Le tango peut-il vraiment se raconter ?

Ne doit-on pas plutôt le vivre avec son corps, ses sens et son cœur ?

(c) Mao Mendivelso

La compagnie L’Explose qui n’est jamais là où on l’attend revient au tango avec « Tu nombre me sabe a tango ». Son chorégraphe Tino Fernández qui s’était déjà frotté au tango, dans les années 2000, avec « Sé que volverás », ose, cette fois-ci, un spectacle plus musical qui parle de la passion amoureuse et des relations de couples, mais aussi nous replonge dans l’histoire du tango : « Je veux aller au plus profond des entrailles pour que les jambes entrelacées du couple racontent ce qu’il y a réellement à l’intérieur », rappelle-t-il.

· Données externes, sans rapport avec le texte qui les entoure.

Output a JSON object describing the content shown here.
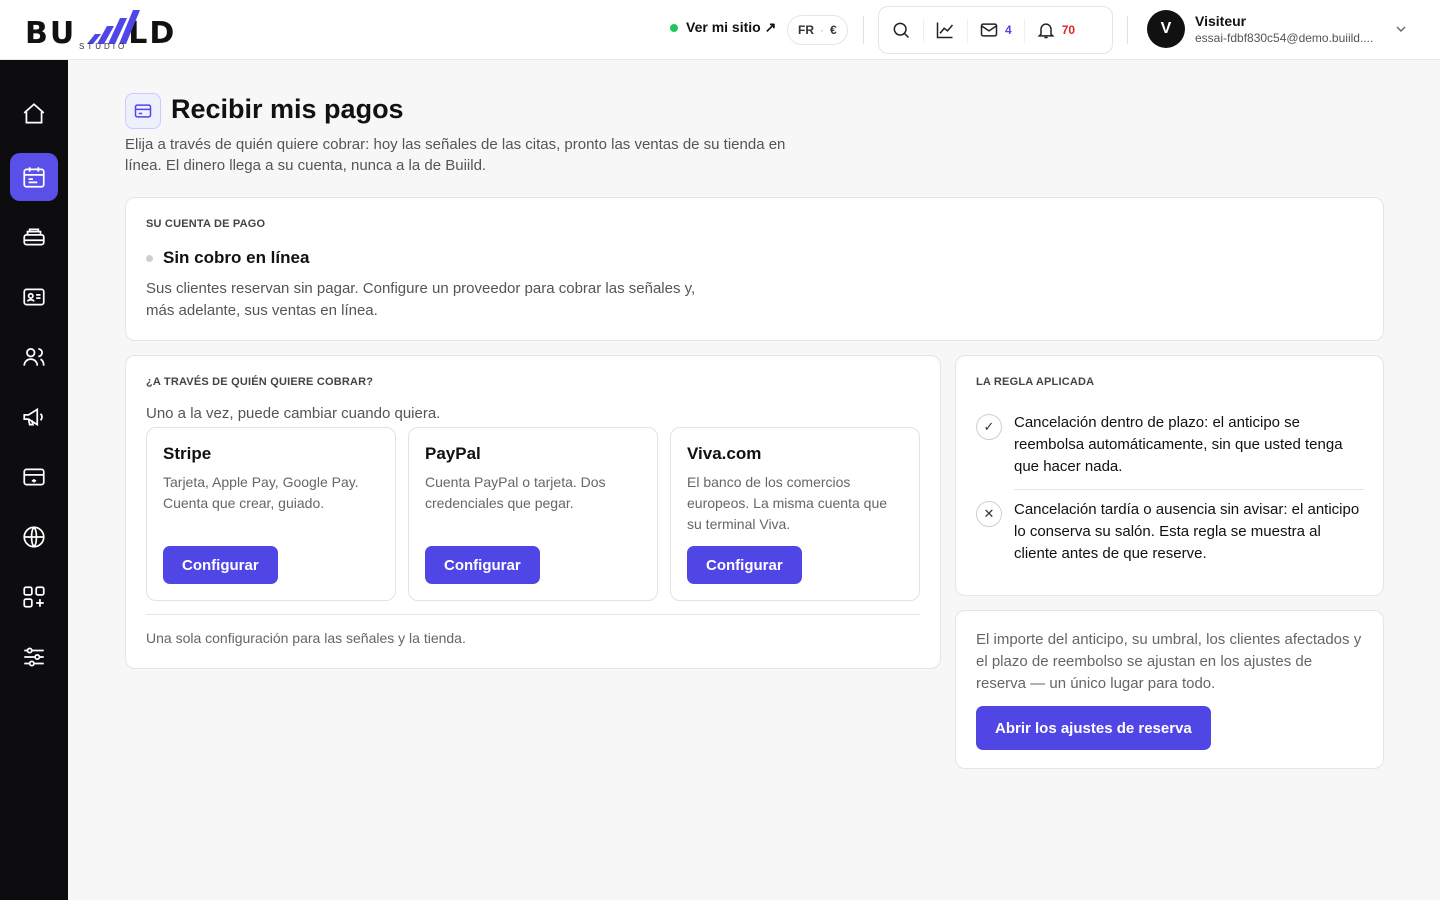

Sur le plateau six danseurs, deux chanteurs et le quintette Leopoldo Federico font revivre le tango argentin des années 50, celui des bas-fonds de Buenos Aires qui réunit et fait danser, jusqu’au bout de la nuit, les vilains garçons et les dames du soir. Le parti-pris du chorégraphe installé à Bogotá est clairement contemporain et s’intéresse plus « aux impulsions qui meuvent les corps qu’aux pas et aux mouvements ». Ce sont d’ailleurs quatre danseuses contemporaines de la compagnie qui mènent la danse, acoquinées à deux tangueros reconnus à Bogotá (Iván Ovale et Carlos Julio Ramirez). Fines chaussures à brides et talons hauts, tenues chic et sexy – parce que le tango, souvent de noir vêtu, symbolise à la fois la révolte, l’anarchie, la dignité, l’élégance, la séduction ou encore le mystère, port altier et corps abandonnés. Parce que « le tango c’est joindre deux cœurs ensemble et n’en sentir qu’un seul qui bat ». Parce que le tango est une musique charnelle qui fait vibrer, frissonner, pleurer, rêver, aimer ; c’est encore une « pensée triste qui se danse » (Enrique Santos Discépolo, compositeur) en silence. Ne dit-on pas que le tango ressasse à l’infini les mêmes thèmes obsessionnels : l’exil, le temps qui passe, la séparation, les femmes, la solitude, l’alcool, l’amour de Buenos Aires.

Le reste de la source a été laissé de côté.